If my reading of cybernetics is right (which may be up for debate), then the ultimate orientation of this science was not towards responsive behavioral systems (which are arguably simplistically causal), but rather towards adaptive behavioral models which exhibited emergent qualities that could not be predicted by the initial design restraints. What the formal resultant of parametric design implies is a direct means/ends relationship – data is used instrumentally to derive specific formal conditions that more or less match the design parameters. An ephemeral, shifting condition is translated into a relatively static one via representation and formal articulation. Conversely, in adaptive design, we are dealing with a direct correspondence between the existential design conditions of the room in real time, which will (more often than not) result in a-formal systems based on emergent patterns.

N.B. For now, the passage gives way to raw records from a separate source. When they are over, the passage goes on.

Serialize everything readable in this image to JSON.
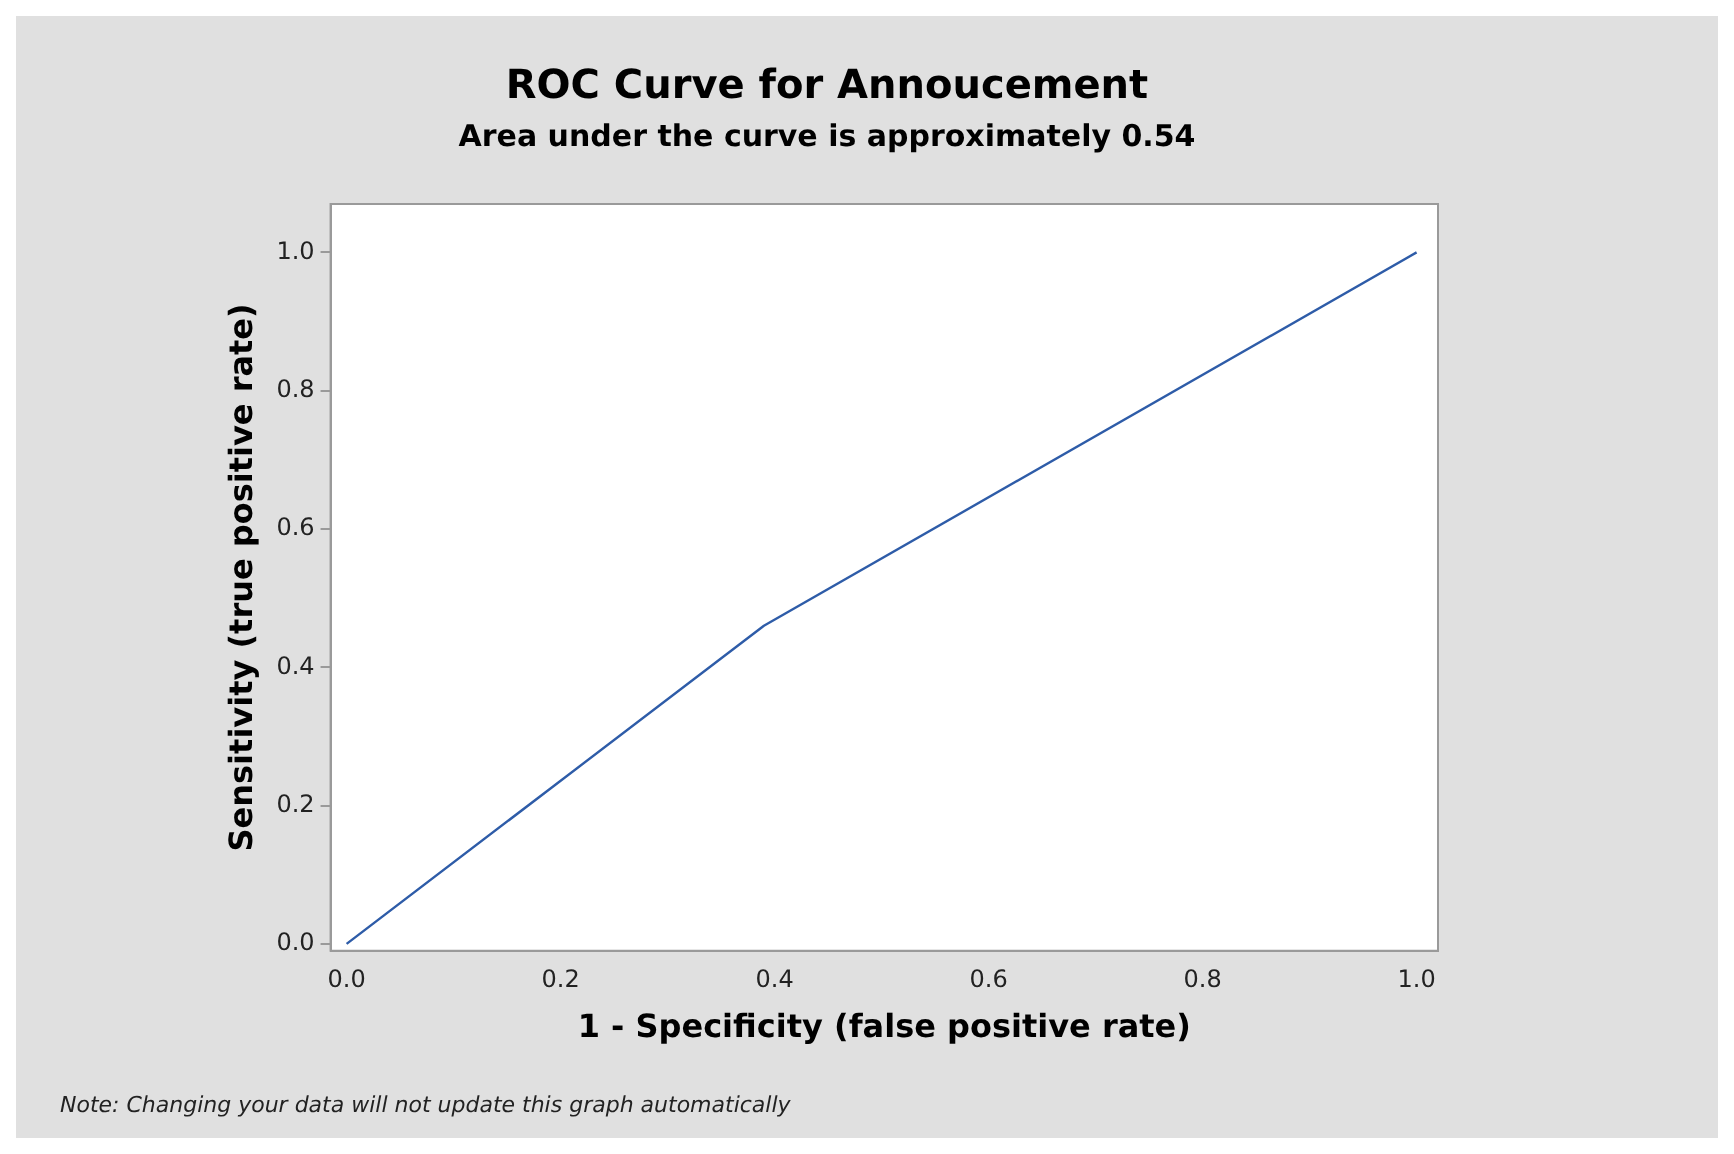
{
  "chart_data": {
    "type": "line",
    "title": "ROC Curve for Annoucement",
    "subtitle": "Area under the curve is approximately 0.54",
    "xlabel": "1 - Specificity (false positive rate)",
    "ylabel": "Sensitivity (true positive rate)",
    "annotations": [
      "Note: Changing your data will not update this graph automatically"
    ],
    "x": [
      0,
      0.39,
      1
    ],
    "series": [
      {
        "color": "#2e5ca8",
        "values": [
          0,
          0.46,
          1
        ]
      }
    ],
    "xlim": [
      -0.015,
      1.02
    ],
    "ylim": [
      -0.01,
      1.07
    ],
    "xticks": [
      {
        "value": 0,
        "label": "0.0"
      },
      0.2,
      0.4,
      0.6,
      0.8,
      {
        "value": 1,
        "label": "1.0"
      }
    ],
    "yticks": [
      {
        "value": 0,
        "label": "0.0"
      },
      0.2,
      0.4,
      0.6,
      0.8,
      {
        "value": 1,
        "label": "1.0"
      }
    ],
    "grid": false,
    "legend": false,
    "marker": "none",
    "line_style": "solid"
  }
}
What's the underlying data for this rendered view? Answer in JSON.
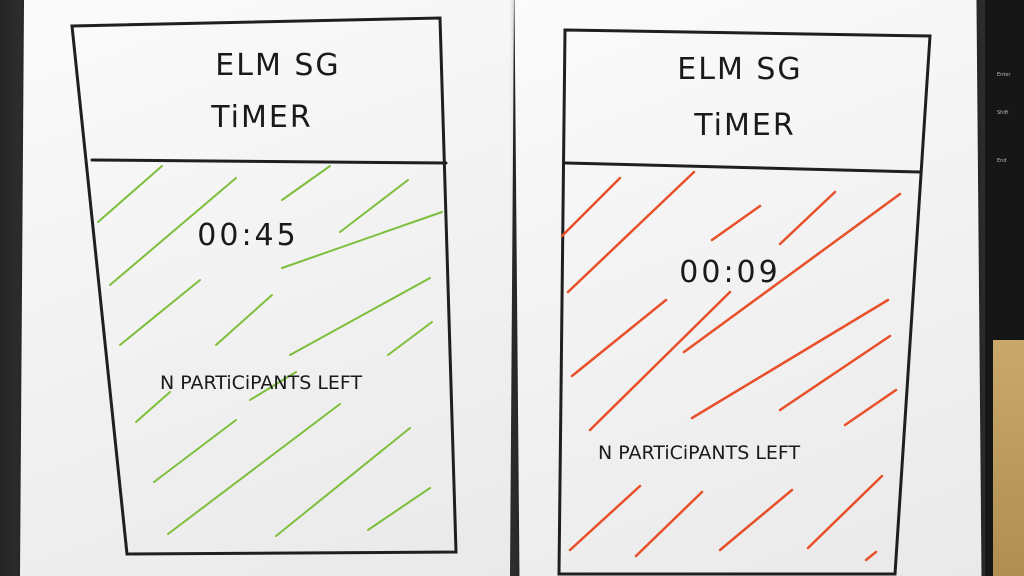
{
  "mockups": [
    {
      "title_line1": "ELM SG",
      "title_line2": "TiMER",
      "time": "00:45",
      "participants_text": "N PARTiCiPANTS LEFT",
      "hatch_color": "#7dbf3c"
    },
    {
      "title_line1": "ELM SG",
      "title_line2": "TiMER",
      "time": "00:09",
      "participants_text": "N PARTiCiPANTS LEFT",
      "hatch_color": "#e8502a"
    }
  ],
  "backdrop_key_labels": [
    "Enter",
    "Shift",
    "End"
  ]
}
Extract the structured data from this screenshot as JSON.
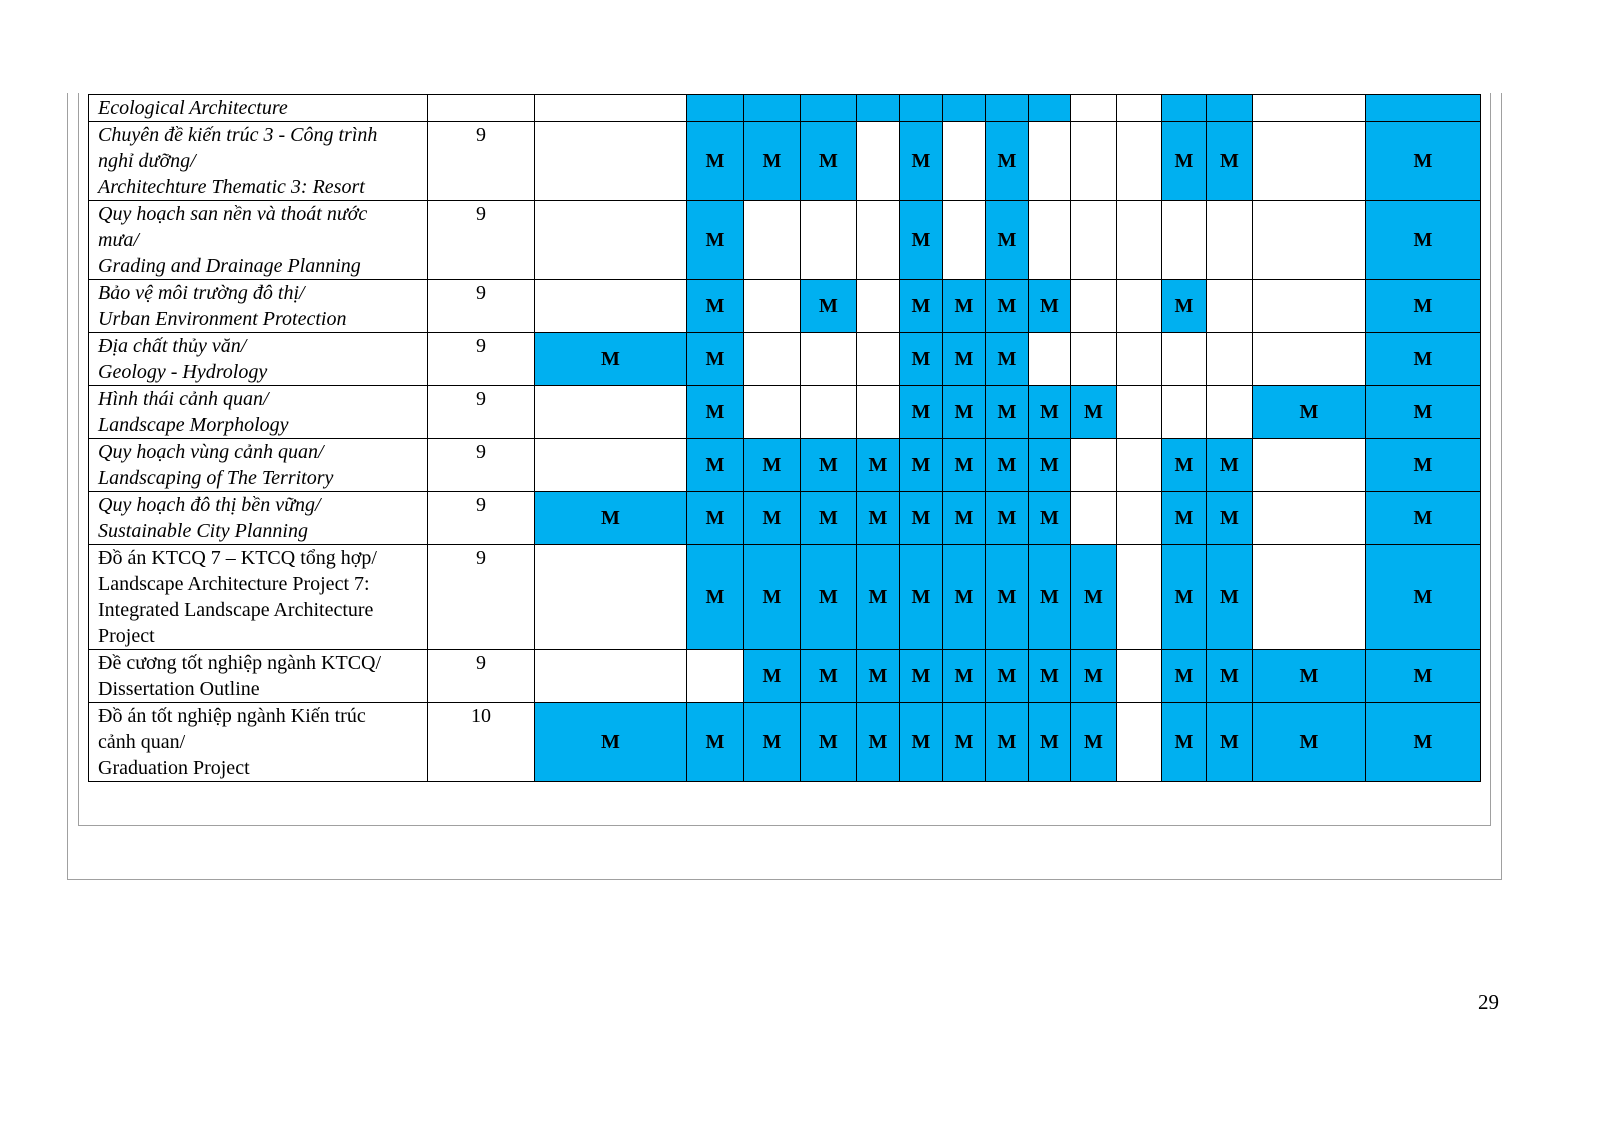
{
  "highlight_color": "#00B0F0",
  "mark_label": "M",
  "rows": [
    {
      "name": [
        "Ecological Architecture"
      ],
      "italic": true,
      "semester": "",
      "cells": [
        "",
        "",
        "",
        "",
        "",
        "",
        "",
        "",
        "",
        "",
        "",
        "",
        "",
        "",
        ""
      ],
      "filled": [
        false,
        true,
        true,
        true,
        true,
        true,
        true,
        true,
        true,
        false,
        false,
        true,
        true,
        false,
        true
      ]
    },
    {
      "name": [
        "Chuyên đề kiến trúc 3 - Công trình",
        "nghỉ dưỡng/",
        "Architechture Thematic 3: Resort"
      ],
      "italic": true,
      "semester": "9",
      "cells": [
        "",
        "M",
        "M",
        "M",
        "",
        "M",
        "",
        "M",
        "",
        "",
        "",
        "M",
        "M",
        "",
        "M"
      ]
    },
    {
      "name": [
        "Quy hoạch san nền và thoát nước",
        "mưa/",
        "Grading and Drainage Planning"
      ],
      "italic": true,
      "semester": "9",
      "cells": [
        "",
        "M",
        "",
        "",
        "",
        "M",
        "",
        "M",
        "",
        "",
        "",
        "",
        "",
        "",
        "M"
      ]
    },
    {
      "name": [
        "Bảo vệ môi trường đô thị/",
        "Urban Environment Protection"
      ],
      "italic": true,
      "semester": "9",
      "cells": [
        "",
        "M",
        "",
        "M",
        "",
        "M",
        "M",
        "M",
        "M",
        "",
        "",
        "M",
        "",
        "",
        "M"
      ]
    },
    {
      "name": [
        "Địa chất thủy văn/",
        "Geology - Hydrology"
      ],
      "italic": true,
      "semester": "9",
      "cells": [
        "M",
        "M",
        "",
        "",
        "",
        "M",
        "M",
        "M",
        "",
        "",
        "",
        "",
        "",
        "",
        "M"
      ]
    },
    {
      "name": [
        "Hình thái cảnh quan/",
        "Landscape Morphology"
      ],
      "italic": true,
      "semester": "9",
      "cells": [
        "",
        "M",
        "",
        "",
        "",
        "M",
        "M",
        "M",
        "M",
        "M",
        "",
        "",
        "",
        "M",
        "M"
      ]
    },
    {
      "name": [
        "Quy hoạch vùng cảnh quan/",
        "Landscaping of The Territory"
      ],
      "italic": true,
      "semester": "9",
      "cells": [
        "",
        "M",
        "M",
        "M",
        "M",
        "M",
        "M",
        "M",
        "M",
        "",
        "",
        "M",
        "M",
        "",
        "M"
      ]
    },
    {
      "name": [
        "Quy hoạch đô thị bền vững/",
        "Sustainable City Planning"
      ],
      "italic": true,
      "semester": "9",
      "cells": [
        "M",
        "M",
        "M",
        "M",
        "M",
        "M",
        "M",
        "M",
        "M",
        "",
        "",
        "M",
        "M",
        "",
        "M"
      ]
    },
    {
      "name": [
        "Đồ án KTCQ 7 – KTCQ tổng hợp/",
        "Landscape Architecture Project 7:",
        "Integrated Landscape Architecture",
        "Project"
      ],
      "italic": false,
      "semester": "9",
      "cells": [
        "",
        "M",
        "M",
        "M",
        "M",
        "M",
        "M",
        "M",
        "M",
        "M",
        "",
        "M",
        "M",
        "",
        "M"
      ]
    },
    {
      "name": [
        "Đề cương tốt nghiệp ngành KTCQ/",
        "Dissertation Outline"
      ],
      "italic": false,
      "semester": "9",
      "cells": [
        "",
        "",
        "M",
        "M",
        "M",
        "M",
        "M",
        "M",
        "M",
        "M",
        "",
        "M",
        "M",
        "M",
        "M"
      ]
    },
    {
      "name": [
        "Đồ án tốt nghiệp ngành Kiến trúc",
        "cảnh quan/",
        "Graduation Project"
      ],
      "italic": false,
      "semester": "10",
      "cells": [
        "M",
        "M",
        "M",
        "M",
        "M",
        "M",
        "M",
        "M",
        "M",
        "M",
        "",
        "M",
        "M",
        "M",
        "M"
      ]
    }
  ],
  "page_number": "29"
}
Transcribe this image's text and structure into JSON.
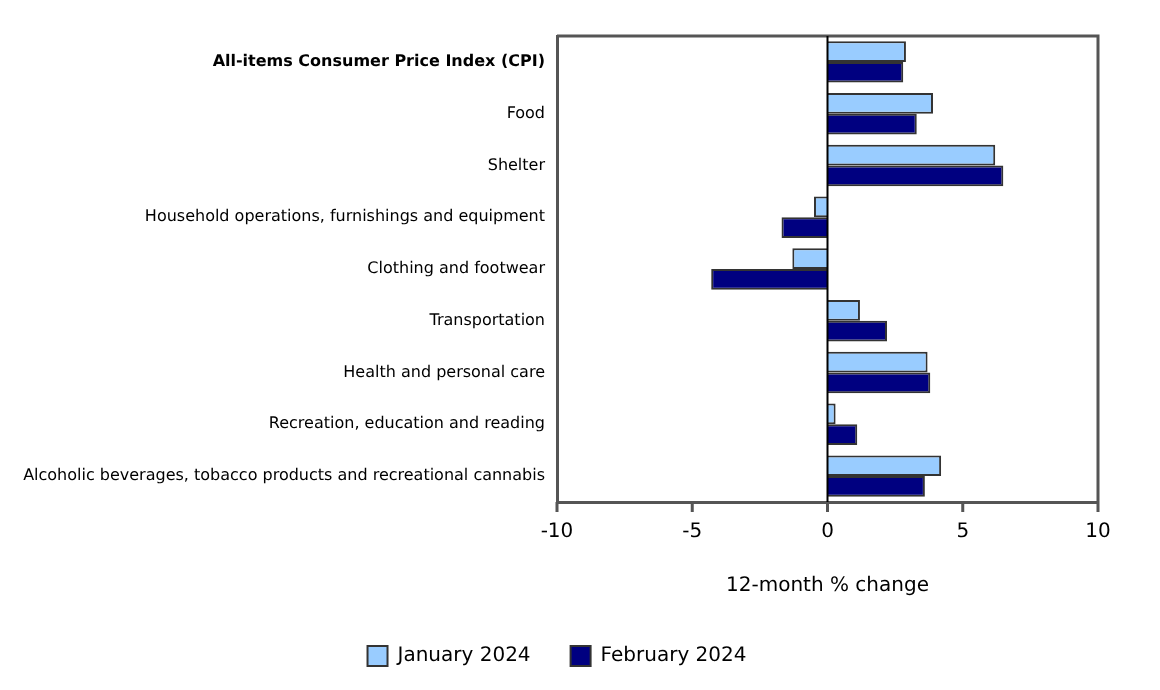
{
  "chart_data": {
    "type": "bar",
    "orientation": "horizontal",
    "xlabel": "12-month % change",
    "categories": [
      "All-items Consumer Price Index (CPI)",
      "Food",
      "Shelter",
      "Household operations, furnishings and equipment",
      "Clothing and footwear",
      "Transportation",
      "Health and personal care",
      "Recreation, education and reading",
      "Alcoholic beverages, tobacco products and recreational cannabis"
    ],
    "series": [
      {
        "name": "January 2024",
        "color": "#99ccff",
        "values": [
          2.9,
          3.9,
          6.2,
          -0.5,
          -1.3,
          1.2,
          3.7,
          0.3,
          4.2
        ]
      },
      {
        "name": "February 2024",
        "color": "#000080",
        "values": [
          2.8,
          3.3,
          6.5,
          -1.7,
          -4.3,
          2.2,
          3.8,
          1.1,
          3.6
        ]
      }
    ],
    "ref_lines": [
      {
        "axis": "x",
        "value": 0,
        "color": "#000000"
      }
    ],
    "xlim": [
      -10,
      10
    ],
    "xticks": [
      -10,
      -5,
      0,
      5,
      10
    ],
    "grid": false,
    "legend": "bottom"
  }
}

This is where the architect, embedded as he or she is, in a discipline of formal articulation (compounded by the contemporary discourse of monumental, iconic design), runs into some difficulty, and finds him/herself stuck, not only in the cross-currents of the profession and of cultural perceptions pertaining to the profession, but also in a relationship with systems engineers where he/she must either adopt the language of systems engineering (with all of its negative connotations of social engineering), cede ground to such engineers, or abandon the ambition of adaptive design altogether. The most famous (and perhaps most disastrous) attempts at designing a truly adaptive architecture, the Price/Littlewood/Pask Fun Palace, Yona Friedman’s Ville Spatiale and arguably Stafford Beer’s VSM, as it was realized (more or less) in Chile, all suffer (in certain respects) because of their ephemeral open-ended nature. In fact, as Stanley Mathews argues in From Agit-Prop to Free Space: The Architecture of Cedric Price, it is precisely the open-ended nature of these structures, the inability to define, precisely, what they are, that has continually frustrated attempts to realize them, even where there has been significant initial public interest and support.
Some of the questions this raises are: in a discipline in which representation is such a fundamental aspect of realization, and where form is considered the crucial determinant of “popular” perception, how do we advance a more abstract, emergent and a-formal system of adaptive design? At what point does architecture (which already embodies strong, if not purposefully obscured, aspects of both systems and social engineering) cede to either and/or both, or take a commanding role in the development of these sciences as they apply to human habitation? What role does parametric modeling (if any) play in generating adaptive architectural designs? And, how can we move from a more data-driven (representational) model of responsiveness to a more open-ended, ontological, model of interaction and communication?
Of course, these questions do not exhaust the potential field of investigation that this provocation implies, but they represent a sincere attempt to begin with, what I believe, are at least some of the right questions. The goal of this article is to begin a debate around these questions, and others posed by designers attempting to navigate similar fields of enquiry, and I hope that more questions will be posted in response, as well as at least some interesting proposals for those already advanced.